Here the left needs to take a page from the civil rights movement. That movement never obtained results directly through the electoral process. It did not elect a majority to Congress and thus obtain civil rights legislation. It organized a mass movement, changed the climate of opinion toward segregation, and exerted enough pressure on the political system to force that system to legislate reforms. All of the political movements of the 1960s followed a similar path — the gay rights movement, the feminist movement, the anti-war movement, and the environmental movement, with varying degrees of success. Had the enthusiastic participation of hundreds of thousands of volunteers been channeled into some option other than the electoral option of electing Clinton in 2016 or Biden in 2020, a political movement on the same level might have been born.

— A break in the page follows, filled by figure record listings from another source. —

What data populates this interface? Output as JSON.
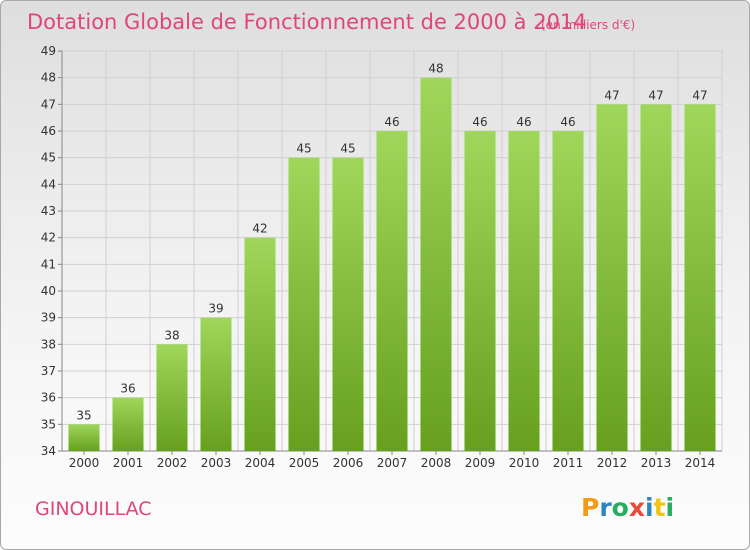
{
  "header": {
    "title": "Dotation Globale de Fonctionnement de 2000 à 2014",
    "unit": "(en milliers d'€)"
  },
  "commune": "GINOUILLAC",
  "logo": {
    "text": "Proxiti",
    "letters": [
      "P",
      "r",
      "o",
      "x",
      "i",
      "t",
      "i"
    ],
    "letter_colors": [
      "#f39c12",
      "#2e86c1",
      "#27ae60",
      "#e74c3c",
      "#2e86c1",
      "#f1c40f",
      "#27ae60"
    ]
  },
  "colors": {
    "bar_light": "#9fd75a",
    "bar_dark": "#66a01e",
    "accent": "#e0457b"
  },
  "chart_data": {
    "type": "bar",
    "title": "Dotation Globale de Fonctionnement de 2000 à 2014",
    "subtitle": "(en milliers d'€)",
    "categories": [
      "2000",
      "2001",
      "2002",
      "2003",
      "2004",
      "2005",
      "2006",
      "2007",
      "2008",
      "2009",
      "2010",
      "2011",
      "2012",
      "2013",
      "2014"
    ],
    "values": [
      35,
      36,
      38,
      39,
      42,
      45,
      45,
      46,
      48,
      46,
      46,
      46,
      47,
      47,
      47
    ],
    "ylim": [
      34,
      49
    ],
    "yticks": [
      34,
      35,
      36,
      37,
      38,
      39,
      40,
      41,
      42,
      43,
      44,
      45,
      46,
      47,
      48,
      49
    ],
    "grid": true,
    "legend": "none"
  }
}
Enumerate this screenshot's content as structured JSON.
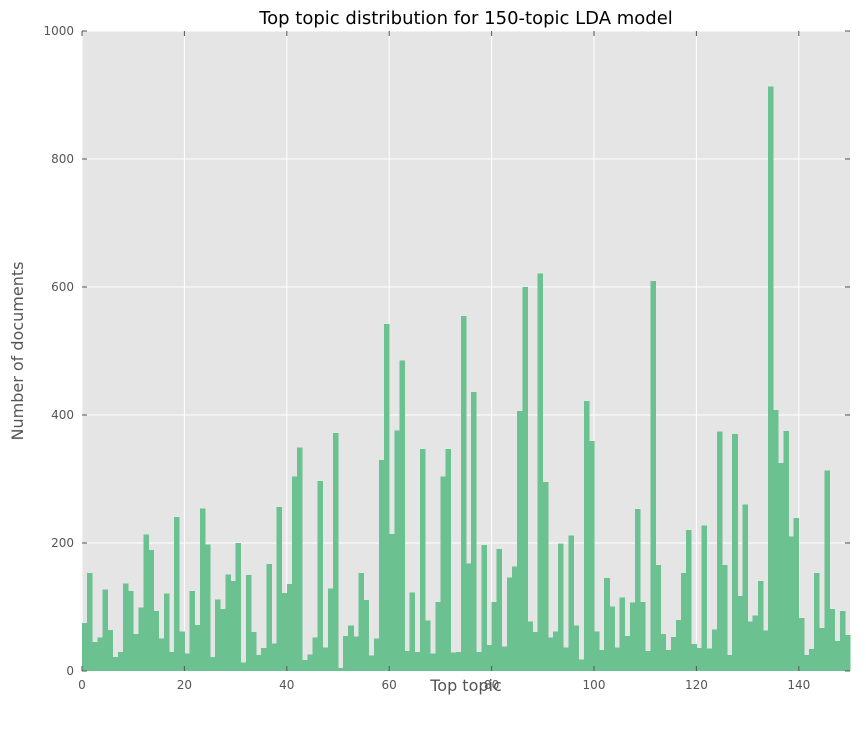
{
  "chart_data": {
    "type": "bar",
    "title": "Top topic distribution for 150-topic LDA model",
    "xlabel": "Top topic",
    "ylabel": "Number of documents",
    "xlim": [
      0,
      150
    ],
    "ylim": [
      0,
      1000
    ],
    "xticks": [
      "0",
      "20",
      "40",
      "60",
      "80",
      "100",
      "120",
      "140"
    ],
    "yticks": [
      "0",
      "200",
      "400",
      "600",
      "800",
      "1000"
    ],
    "grid": true,
    "colors": {
      "bar": "#6cc191",
      "plot_background": "#e5e5e5",
      "grid": "#ffffff"
    },
    "x": [
      0,
      1,
      2,
      3,
      4,
      5,
      6,
      7,
      8,
      9,
      10,
      11,
      12,
      13,
      14,
      15,
      16,
      17,
      18,
      19,
      20,
      21,
      22,
      23,
      24,
      25,
      26,
      27,
      28,
      29,
      30,
      31,
      32,
      33,
      34,
      35,
      36,
      37,
      38,
      39,
      40,
      41,
      42,
      43,
      44,
      45,
      46,
      47,
      48,
      49,
      50,
      51,
      52,
      53,
      54,
      55,
      56,
      57,
      58,
      59,
      60,
      61,
      62,
      63,
      64,
      65,
      66,
      67,
      68,
      69,
      70,
      71,
      72,
      73,
      74,
      75,
      76,
      77,
      78,
      79,
      80,
      81,
      82,
      83,
      84,
      85,
      86,
      87,
      88,
      89,
      90,
      91,
      92,
      93,
      94,
      95,
      96,
      97,
      98,
      99,
      100,
      101,
      102,
      103,
      104,
      105,
      106,
      107,
      108,
      109,
      110,
      111,
      112,
      113,
      114,
      115,
      116,
      117,
      118,
      119,
      120,
      121,
      122,
      123,
      124,
      125,
      126,
      127,
      128,
      129,
      130,
      131,
      132,
      133,
      134,
      135,
      136,
      137,
      138,
      139,
      140,
      141,
      142,
      143,
      144,
      145,
      146,
      147,
      148,
      149
    ],
    "values": [
      75,
      153,
      45,
      52,
      127,
      64,
      22,
      30,
      137,
      125,
      58,
      99,
      213,
      189,
      94,
      51,
      121,
      30,
      241,
      62,
      27,
      125,
      72,
      254,
      198,
      22,
      112,
      97,
      151,
      141,
      200,
      13,
      150,
      61,
      25,
      36,
      167,
      43,
      256,
      122,
      136,
      304,
      349,
      17,
      26,
      52,
      297,
      37,
      129,
      372,
      5,
      55,
      71,
      54,
      153,
      111,
      24,
      51,
      330,
      542,
      214,
      376,
      485,
      31,
      123,
      30,
      347,
      79,
      27,
      108,
      304,
      347,
      29,
      30,
      555,
      168,
      436,
      30,
      197,
      41,
      108,
      191,
      38,
      146,
      163,
      406,
      600,
      77,
      61,
      621,
      295,
      52,
      62,
      199,
      37,
      212,
      71,
      18,
      422,
      359,
      62,
      33,
      145,
      101,
      37,
      115,
      55,
      107,
      253,
      108,
      31,
      609,
      166,
      58,
      33,
      53,
      80,
      153,
      220,
      42,
      36,
      227,
      35,
      65,
      374,
      166,
      25,
      370,
      117,
      260,
      77,
      87,
      141,
      63,
      913,
      408,
      325,
      375,
      210,
      239,
      83,
      25,
      34,
      153,
      67,
      313,
      97,
      47,
      94,
      56
    ]
  }
}
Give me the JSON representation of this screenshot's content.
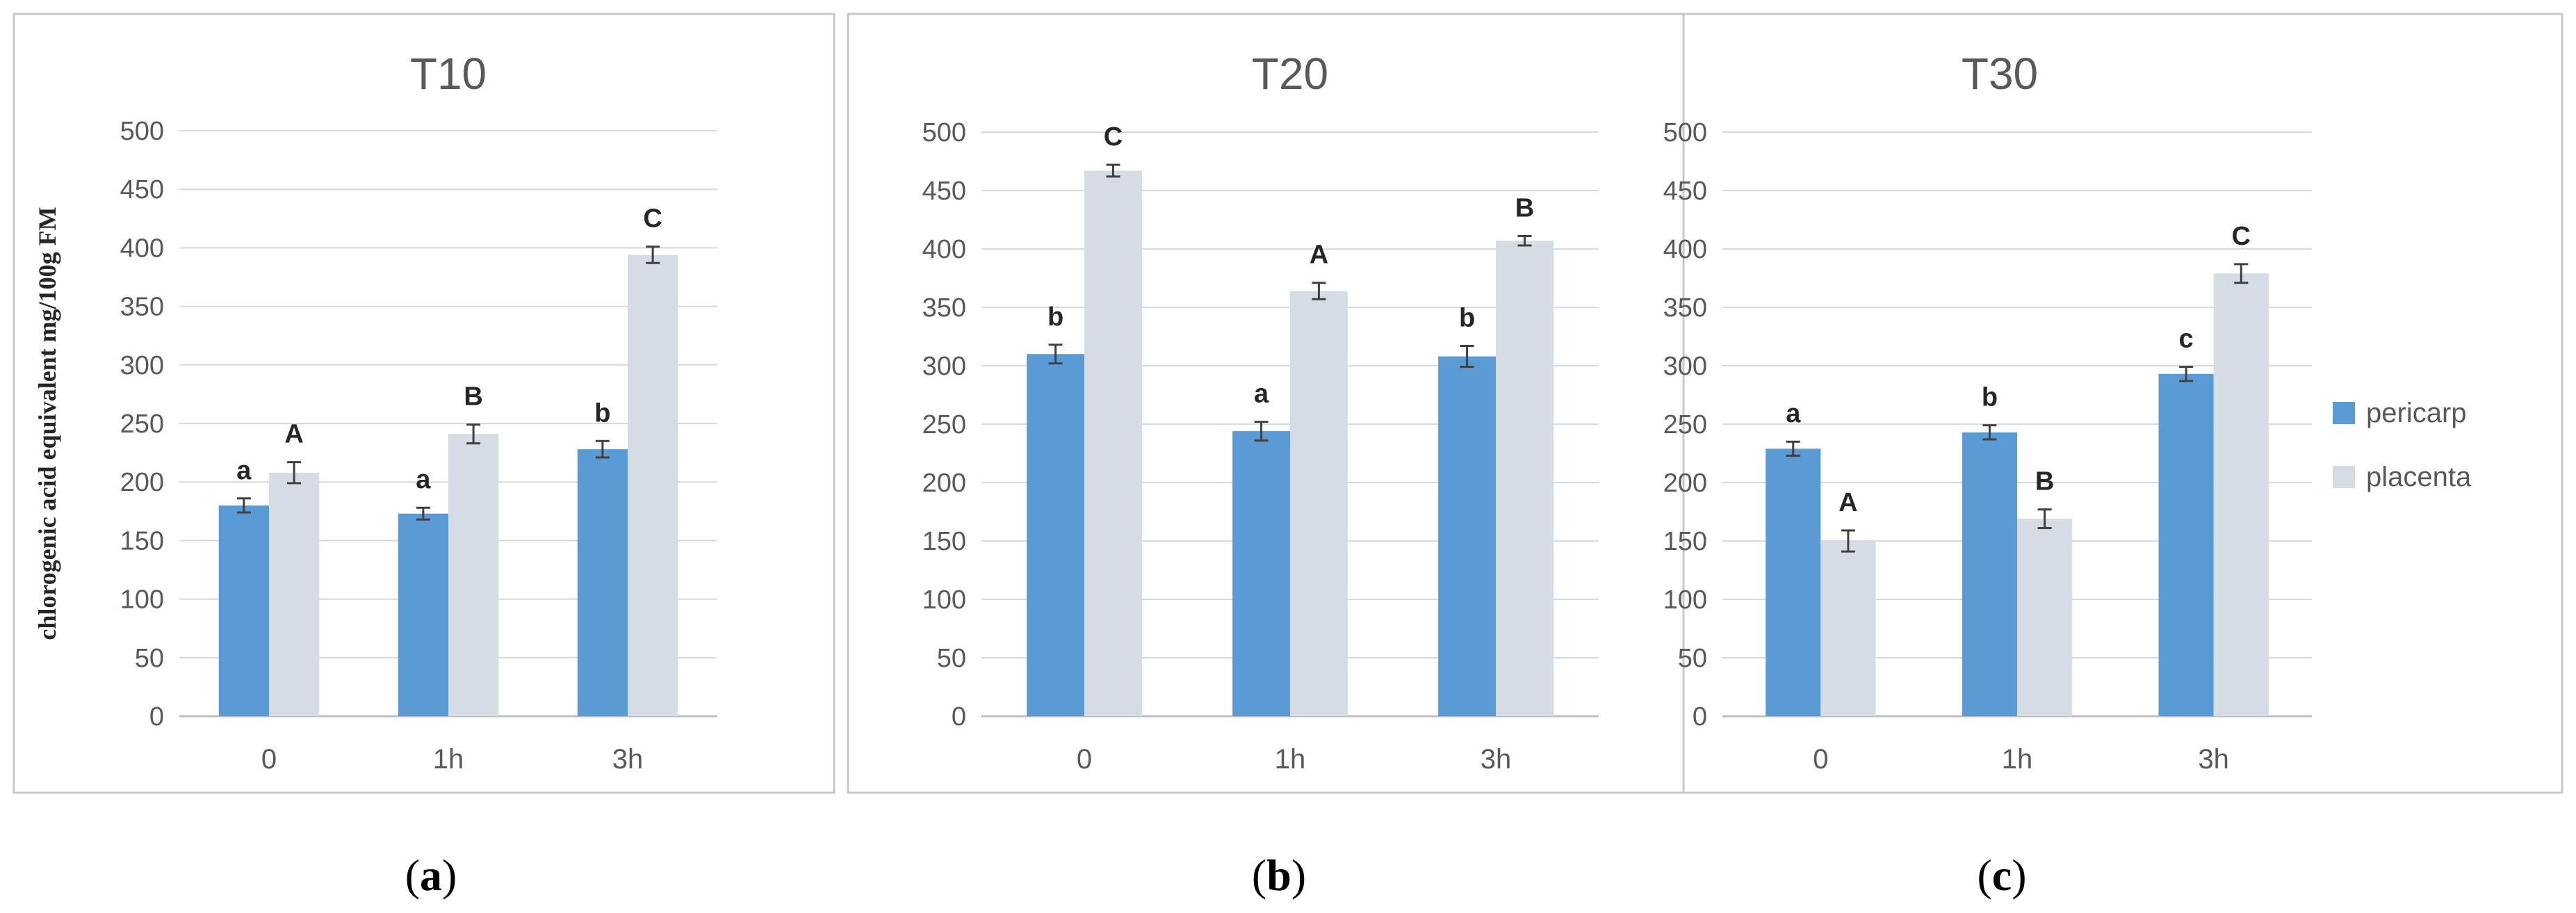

What can be done differently in 2024?
1: Start with the Bernie Issues-don’t reinvent the wheel. Don’t support a candidate that promises to pick up on populist rhetoric. Pick a candidate articulating a set of pro working class issues that will resonate at the local level and that will actually benefit local workers if realized.
2: Join an organization that will participate in the campaign independently. Share with and monitor the progress of other similar organizations via a network using available cloud resources. Work with experienced union organizers and organizations that support unionizing workers and with workers themselves just trying to understand their situation. Raise consciousness.
3: Establish a policy research committee that will avoid the dead end of getting behind the wrong issues. Subject each policy to a Marxist analysis. For example, should we advocate for a minimum wage or a livable wage?
4: Use technology to find compatible individuals and get them together. In December of 2015 I asked the Sanders campaign the following question: “When the NH Primary is over and many of us have left the State, what grassroots organization will we have organized, if any? For those of us involved in technology, how effectively are we using IT resources to build that grassroots movement?” In March 2019 I asked a similar question: “How are we talking about building a grassroots movement without having an actual plan?” Needless to say I never received a response from anyone. During the campaign I worked on computerized voter lists. With those lists we were able to identify specific groups of voters and sometimes the issues that concerned them. We also put into the database all the names, telephone numbers, and email addresses of Sander’s specific supporters. All the vast databases of names, post campaign, were turned over to every Democratic Party candidate in the country seeking to raise funds, spamming Bernie supporters with pleas for campaign contributions for years. They were not used to build a mass movement or a progressive grassroots working class organization for political change.
My advice here, to paraphrase Abbie Hoffman, “steal that list.”
Approaching 2024 the problem of building a grassroots organization and a mass movement around working class issues through or after an electoral campaign remains. Progressive organizations that place all their efforts into electing candidates must rethink their approach based upon the reality of the US electoral system and relearn the lessons of the Civil Rights Movement. It is possible to build a mass movement out of an electoral campaign using the technical tools that we have and pressure the system.Finally, will capitalism follow the social democratic path outlined by Sanders and Roosevelt? Only when capitalists are faced with the prospect of no political support for their policies of economic exploitation.